I know that the image of the preceding map, when equaling the kernel of the next map, means the complex is exact. Furthermore, this operator, listed below, is linear, but I am having a hard time explicitly calculating it. $E_n(A)$ is the set of all maps $f$ and has an abelian structure where map addition is as $f+g: G^n \to A :: x \mapsto f(x) + g(x) .$ The differntial map used is:
$d_n: E_n(A) \to E_{n+1}(A):: d_n(f)(g_0,\ldots,g_n) = g_0\cdot f(g_1,\ldots,g_n) + \sum_{i=1}^{n}\,(-1)^i f(g_0,\ldots,g_{i-2},(g_{i-1}\,g_i),g_{i+1},\ldots,g_n) + (-1)^{n+1}\,f(g_0,\ldots,g_{n-1})$ where $f: G^n \to A \in E_n(A)$ and the elements $g_0,\ldots,g_n\in G$. If $n=0$, this is meant to reduce to the following: if $a \in E_0(A) = A$ then $d_0(a) : G \to A$ is the map $d_0(f)(g) = g\,a - a.$
So in the explicit calculation, I start by showing, $d_{n+1}(f)(g_0,\ldots,g_{n+1}) = g_0\,f(g_1,\ldots,g_{n+1}) + \sum_{i=1}^{n+1}(-1)^i\,f(g_0,\ldots,g_{i-1}g_i,\ldots,g_{n+1}) + (-1)^{n+2}\,f(g_0,\ldots,g_n)$ and then apply on each of these three terms, $d_n(f)$.

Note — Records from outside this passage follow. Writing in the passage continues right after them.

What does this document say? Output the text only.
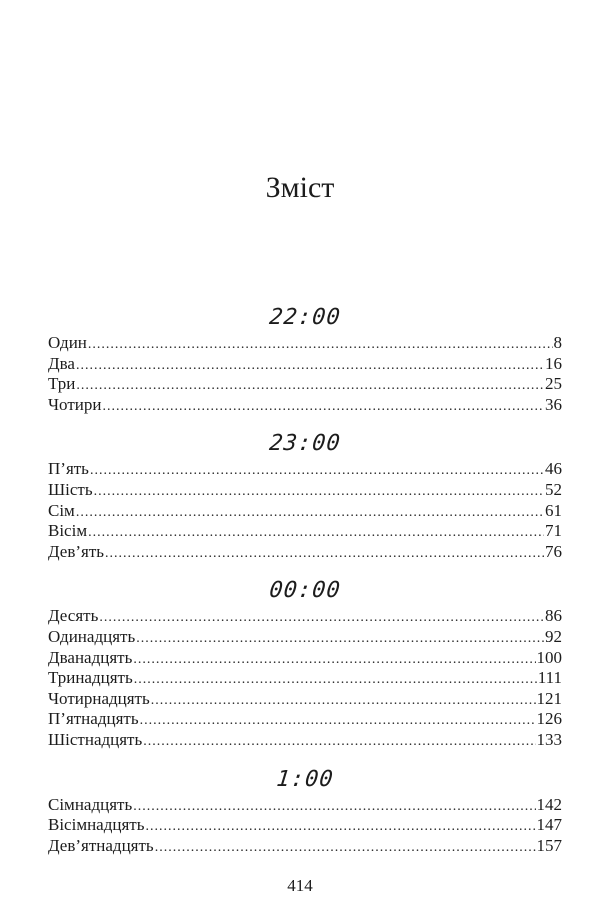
Зміст
22:00
Один .....	8
Два .....	16
Три .....	25
Чотири .....	36
23:00
П’ять .....	46
Шість .....	52
Сім .....	61
Вісім .....	71
Дев’ять .....	76
00:00
Десять .....	86
Одинадцять .....	92
Дванадцять .....	100
Тринадцять .....	111
Чотирнадцять .....	121
П’ятнадцять .....	126
Шістнадцять .....	133
1:00
Сімнадцять .....	142
Вісімнадцять .....	147
Дев’ятнадцять .....	157
414
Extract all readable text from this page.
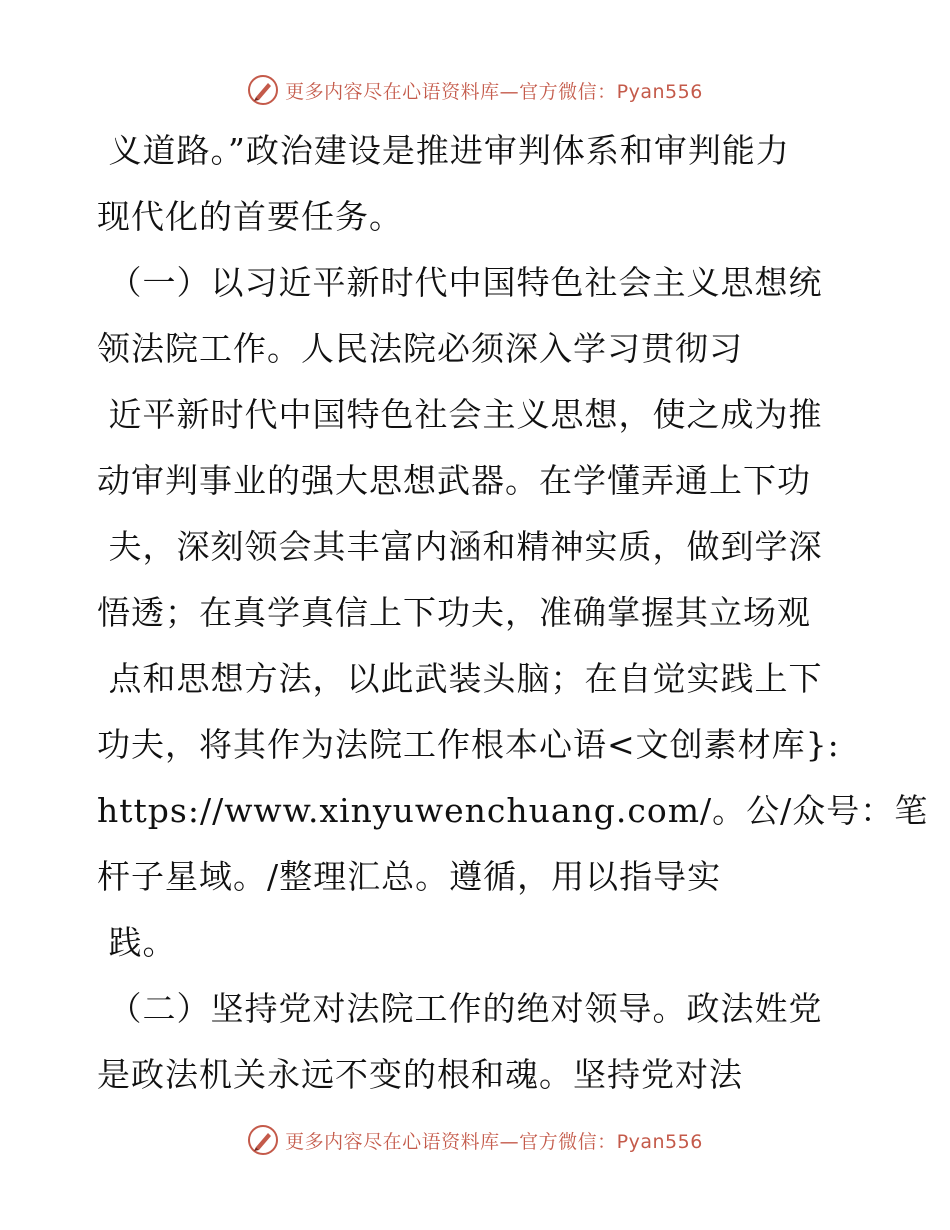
更多内容尽在心语资料库—官方微信：Pyan556
义道路。”政治建设是推进审判体系和审判能力
现代化的首要任务。
（一）以习近平新时代中国特色社会主义思想统
领法院工作。人民法院必须深入学习贯彻习
近平新时代中国特色社会主义思想，使之成为推
动审判事业的强大思想武器。在学懂弄通上下功
夫，深刻领会其丰富内涵和精神实质，做到学深
悟透；在真学真信上下功夫，准确掌握其立场观
点和思想方法，以此武装头脑；在自觉实践上下
功夫，将其作为法院工作根本心语<文创素材库}:
https://www.xinyuwenchuang.com/。公/众号：笔
杆子星域。/整理汇总。遵循，用以指导实
践。
（二）坚持党对法院工作的绝对领导。政法姓党
是政法机关永远不变的根和魂。坚持党对法
更多内容尽在心语资料库—官方微信：Pyan556
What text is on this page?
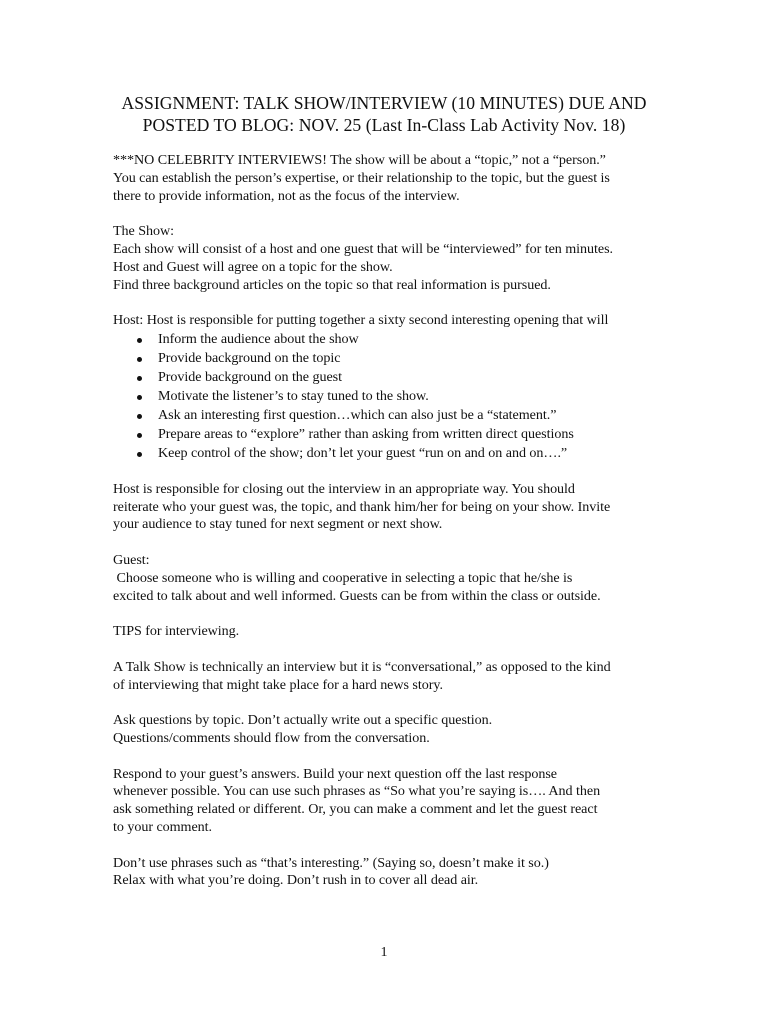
ASSIGNMENT: TALK SHOW/INTERVIEW (10 MINUTES) DUE AND
POSTED TO BLOG: NOV. 25 (Last In-Class Lab Activity Nov. 18)

***NO CELEBRITY INTERVIEWS! The show will be about a “topic,” not a “person.”
You can establish the person’s expertise, or their relationship to the topic, but the guest is
there to provide information, not as the focus of the interview.

The Show:
Each show will consist of a host and one guest that will be “interviewed” for ten minutes.
Host and Guest will agree on a topic for the show.
Find three background articles on the topic so that real information is pursued.

Host: Host is responsible for putting together a sixty second interesting opening that will

Inform the audience about the show
Provide background on the topic
Provide background on the guest
Motivate the listener’s to stay tuned to the show.
Ask an interesting first question…which can also just be a “statement.”
Prepare areas to “explore” rather than asking from written direct questions
Keep control of the show; don’t let your guest “run on and on and on….”

Host is responsible for closing out the interview in an appropriate way. You should
reiterate who your guest was, the topic, and thank him/her for being on your show. Invite
your audience to stay tuned for next segment or next show.

Guest:
Choose someone who is willing and cooperative in selecting a topic that he/she is
excited to talk about and well informed. Guests can be from within the class or outside.

TIPS for interviewing.

A Talk Show is technically an interview but it is “conversational,” as opposed to the kind
of interviewing that might take place for a hard news story.

Ask questions by topic. Don’t actually write out a specific question.
Questions/comments should flow from the conversation.

Respond to your guest’s answers. Build your next question off the last response
whenever possible. You can use such phrases as “So what you’re saying is…. And then
ask something related or different. Or, you can make a comment and let the guest react
to your comment.

Don’t use phrases such as “that’s interesting.” (Saying so, doesn’t make it so.)
Relax with what you’re doing. Don’t rush in to cover all dead air.

1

For instance, the first term,
$(d_n \circ d_{n+1})(f)(g_0,\ldots,g_{n+1}) = d_n \circ \big( g_0\,f(g_1,\ldots,g_{n+1}) \big) = g_0\,d_n(f)(g_1,\ldots,g_{n+1}) = g_0\,g_1\,f(g_2,\ldots,g_{n+1}) + g_0\,\sum_{i=1}^n\,(-1)^i\,f(g_1,\ldots,(g_{i-1}g_i),\ldots,g_{n+1}) + g_0\,(-1)^{n+1}f(g_1,\ldots,g_n)$
(with corrections)
On the last term, I get, $(d_n \circ d_{n+1})(f)(g_0,\ldots,g_{n+1}) = d_n \circ \big( (-1)^{n+2}\,f(g_0,\ldots,g_n)\big) = (-1)^{n+2}\,d_n(f)(g_0,\ldots,g_n) = (-1)^{n+2}\,(-1)^{n+1}\,f(g_0,\ldots,g_{n-1}) = (-1)^{n+2}\,g_0\,f(g_1,\ldots,g_{n}) + (-1)^{n+2}\,\sum_{i=1}^n\,(-1)^i f(g_0,\ldots,(g_{i-1}g_i),\ldots,g_n) + (-1)^{n+2}\,(-1)^{n+1}\,f(g_0,\ldots,g_{n-1}) = (-1)\,f(g_0,\ldots,g_{n-1}) .$
(with corrections)
For the middle term I got,
$ d_n(f) \circ \left( \sum_{i=1}^{n+1}\,(-1)^i\,f(g_0,\ldots,(g_{i-1}g_i),\ldots,g_{n+1}) \right) = \sum_{i=1}^{n+1}\,(-1)^i\,d_n(f)(g_0,\ldots,(g_{i-1}g_i),\ldots,g_{n+1}) = nightmare! .$
This is 3 terms for each $i$ - how does one do this in general?
I'm pretty sure the first and last terms will cancel out in the composition of these neighboring differentials and that the summations will cancel out, but I cannot even get the terms not involing the summation to cancel. If one could show this explicitly I would greatly appreciate.
P.S. I forgot to add... For $f: G^2 = G \times G \to A$, how do I show:
Let $Z^2(A)$ be the set of factor systems, denote the set of maps $f$ s.t. $g\cdot f(g',g'') - f(g\,g',g'') + f(g,g'g'') - f(g,g') = 0$ for the $g$'s in $G$. Show that every element in $ker\;d_2$ gives rise to a factor system.
"gives rise"? Thank you for any clarification on that part too!